München (dpa/lby) – Ein neues Ampelsystem abhängig von den Corona-Infektionen regelt künftig die zulässigen Teilnehmerzahlen für die Sitzungen des bayerischen Landtags. Darauf hat sich der Ältestenrat des Parlaments am Mittwoch in München geeinigt. «Eine solche Ampel, die sich auf die Inzidenz-Warnwerte für München und Bayern bezieht, macht uns flexibel und stellt keinen Automatismus dar. Die letztendliche Entscheidung, wie viele Abgeordnete kommen, legen wir gemeinsam fraktionsübergreifend fest», sagte Landtagspräsidentin Ilse Aigner (CSU).

Konkret sieht die Regelung vor, dass die Parlamentarischen Geschäftsführer der Fraktionen mit Vertretern des Landtagsamtes und der Landtagspräsidentin in einer wöchentlichen Sitzung am Montag entscheiden, ob der Bayerische Landtag in der jeweiligen Woche in Vollbesetzung oder in reduzierter Form tagen wird. Eine Vollsitzung mit alle Abgeordneten ist demnach nur möglich, wenn es in München weniger als 50 Neuinfektionen pro 100 000 Einwohner in sieben Tagen gibt und gleichzeitig die Inzidenz bayernweit bei unter 35 liegt. So soll das Risiko einer Infektion und eine Verbreitung des Coronavirus vermindert und eine Quarantäne des Parlaments vermieden werden.

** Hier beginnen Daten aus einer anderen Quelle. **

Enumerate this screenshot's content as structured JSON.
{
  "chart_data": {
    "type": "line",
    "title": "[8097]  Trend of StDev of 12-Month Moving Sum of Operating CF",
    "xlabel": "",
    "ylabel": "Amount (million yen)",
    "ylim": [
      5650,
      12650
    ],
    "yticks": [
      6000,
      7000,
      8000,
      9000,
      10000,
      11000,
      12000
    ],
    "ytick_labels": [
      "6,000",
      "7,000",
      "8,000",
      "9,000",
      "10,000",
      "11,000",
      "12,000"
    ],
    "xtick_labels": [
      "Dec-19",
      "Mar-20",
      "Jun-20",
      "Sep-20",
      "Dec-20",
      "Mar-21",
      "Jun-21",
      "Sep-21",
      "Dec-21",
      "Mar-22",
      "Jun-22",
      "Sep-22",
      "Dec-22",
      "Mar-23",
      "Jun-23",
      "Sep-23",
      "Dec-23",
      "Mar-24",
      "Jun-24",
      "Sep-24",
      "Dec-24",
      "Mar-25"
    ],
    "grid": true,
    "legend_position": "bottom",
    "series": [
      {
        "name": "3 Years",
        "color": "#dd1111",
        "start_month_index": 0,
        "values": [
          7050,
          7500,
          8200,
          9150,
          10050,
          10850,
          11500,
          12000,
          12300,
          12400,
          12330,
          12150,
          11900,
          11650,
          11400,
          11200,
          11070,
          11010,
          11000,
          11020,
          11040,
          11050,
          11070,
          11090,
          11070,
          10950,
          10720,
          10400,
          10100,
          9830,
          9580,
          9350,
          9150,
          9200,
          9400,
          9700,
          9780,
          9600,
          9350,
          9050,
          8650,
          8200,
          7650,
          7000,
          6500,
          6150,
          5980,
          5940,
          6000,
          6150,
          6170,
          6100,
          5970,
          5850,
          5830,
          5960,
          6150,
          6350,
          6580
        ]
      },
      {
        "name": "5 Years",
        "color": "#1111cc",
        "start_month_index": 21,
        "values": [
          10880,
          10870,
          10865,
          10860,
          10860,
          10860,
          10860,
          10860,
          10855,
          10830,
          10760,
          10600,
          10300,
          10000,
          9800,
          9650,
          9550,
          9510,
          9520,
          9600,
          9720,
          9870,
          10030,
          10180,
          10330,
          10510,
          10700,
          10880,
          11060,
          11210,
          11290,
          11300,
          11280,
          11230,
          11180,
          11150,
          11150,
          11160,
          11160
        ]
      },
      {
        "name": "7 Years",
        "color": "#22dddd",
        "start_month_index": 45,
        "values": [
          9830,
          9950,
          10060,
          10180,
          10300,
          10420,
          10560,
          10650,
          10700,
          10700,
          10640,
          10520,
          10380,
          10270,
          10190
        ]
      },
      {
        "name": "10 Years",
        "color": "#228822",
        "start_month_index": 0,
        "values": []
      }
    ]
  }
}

Zudem sollen die Abgeordneten an zwei Tagen in der Woche einen freiwilligen Corona-Schnelltest im Landtag bei einem Arzt ablegen dürfen. Nur im Falle eines positiven Tests wird das Ergebnis an das Gesundheitsamt und auch an die Landtagspräsidentin übermittelt.

Aktuell nehmen etwas mehr als die Hälfte der 205 Abgeordneten an der Plenarsitzung teil. Der Plenarsaal ist zudem bereits mit durchsichtigen Trennscheiben ausgestattet, um das Risiko einer Ausbreitung des Virus so gering wie möglich zu halten.